Per favore, non parlateci più del giornalismo quarto potere, cane da guardia del diritto dei cittadini alla trasparenza degli atti pubblici; non innervositeci con discorsi sulla deontologia professionale, il lettore unico padrone e interlocutore del giornalista, la passione per la verità. La recente assegnazione del premio “È giornalismo” a Francesco Giavazzi è la prova definitiva che i primi a non credere nell’alto magistero civico della stampa sono proprio i suoi autonominati sacerdoti, che i primi a strumentalizzare la professione a obiettivi che con l’ideale giornalistico non c’entrano sono proprio loro: i grandi vecchi e le grandi firme di Corriere della Sera, Repubblica e affini.

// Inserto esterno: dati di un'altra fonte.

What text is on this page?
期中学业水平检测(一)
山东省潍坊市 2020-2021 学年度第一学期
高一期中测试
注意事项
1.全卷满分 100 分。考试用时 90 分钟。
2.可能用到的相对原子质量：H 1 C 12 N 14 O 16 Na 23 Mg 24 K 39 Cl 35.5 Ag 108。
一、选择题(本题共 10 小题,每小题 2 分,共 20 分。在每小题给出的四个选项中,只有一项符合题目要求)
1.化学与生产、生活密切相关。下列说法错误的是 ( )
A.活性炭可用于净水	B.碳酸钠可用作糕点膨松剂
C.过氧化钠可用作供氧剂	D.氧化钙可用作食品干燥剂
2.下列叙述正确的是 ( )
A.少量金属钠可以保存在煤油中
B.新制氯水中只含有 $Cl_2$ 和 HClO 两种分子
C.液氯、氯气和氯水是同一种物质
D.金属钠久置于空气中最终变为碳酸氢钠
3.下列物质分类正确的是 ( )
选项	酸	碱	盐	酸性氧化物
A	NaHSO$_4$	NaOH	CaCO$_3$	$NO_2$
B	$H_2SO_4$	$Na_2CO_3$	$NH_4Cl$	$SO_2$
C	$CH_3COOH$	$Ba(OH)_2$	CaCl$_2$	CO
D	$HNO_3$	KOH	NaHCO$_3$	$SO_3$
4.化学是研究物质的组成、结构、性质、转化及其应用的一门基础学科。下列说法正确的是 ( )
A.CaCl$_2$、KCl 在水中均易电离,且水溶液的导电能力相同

Non ci riferiamo al fatto che in nove delle undici edizioni sin qui svolte del premio giornalistico fondato da Indro Montanelli, Enzo Biagi e Giorgio Bocca sono risultati vincitori giornalisti e collaboratori del Corriere della Sera, della Stampa o del gruppo L’Espresso-Repubblica. Non ci riferiamo nemmeno al pedigree rigorosamente anti-berlusconiano che deve vantare qualunque aspirante candidato alla vittoria. Qui il problema è un altro: Francesco Giavazzi, insigne accademico, economista di fama, commentatore della prima pagina del Corriere che ha saputo tenere insieme nei suoi editoriali il più sfrenato liberismo ed il più evidente dissenso nei confronti del governo di centrodestra, “Non è giornalismo”. È un’altra cosa. È l’Opa lanciata da un sistema finanziario-massmediatico-imprenditoriale, cui sono organiche le grandi penne che abusano della fiducia dei lettori, sull’ipotetico governo del centrosinistra. Giavazzi non è celebrato per meriti giornalistici, ma per condizionare in una certa direzione la formazione dell’eventuale esecutivo di Romano Prodi. I lettori devono solo far platea e applaudire le manovre di direttori e vicedirettori di giornali che si credono elettori del re. Basta, per favore.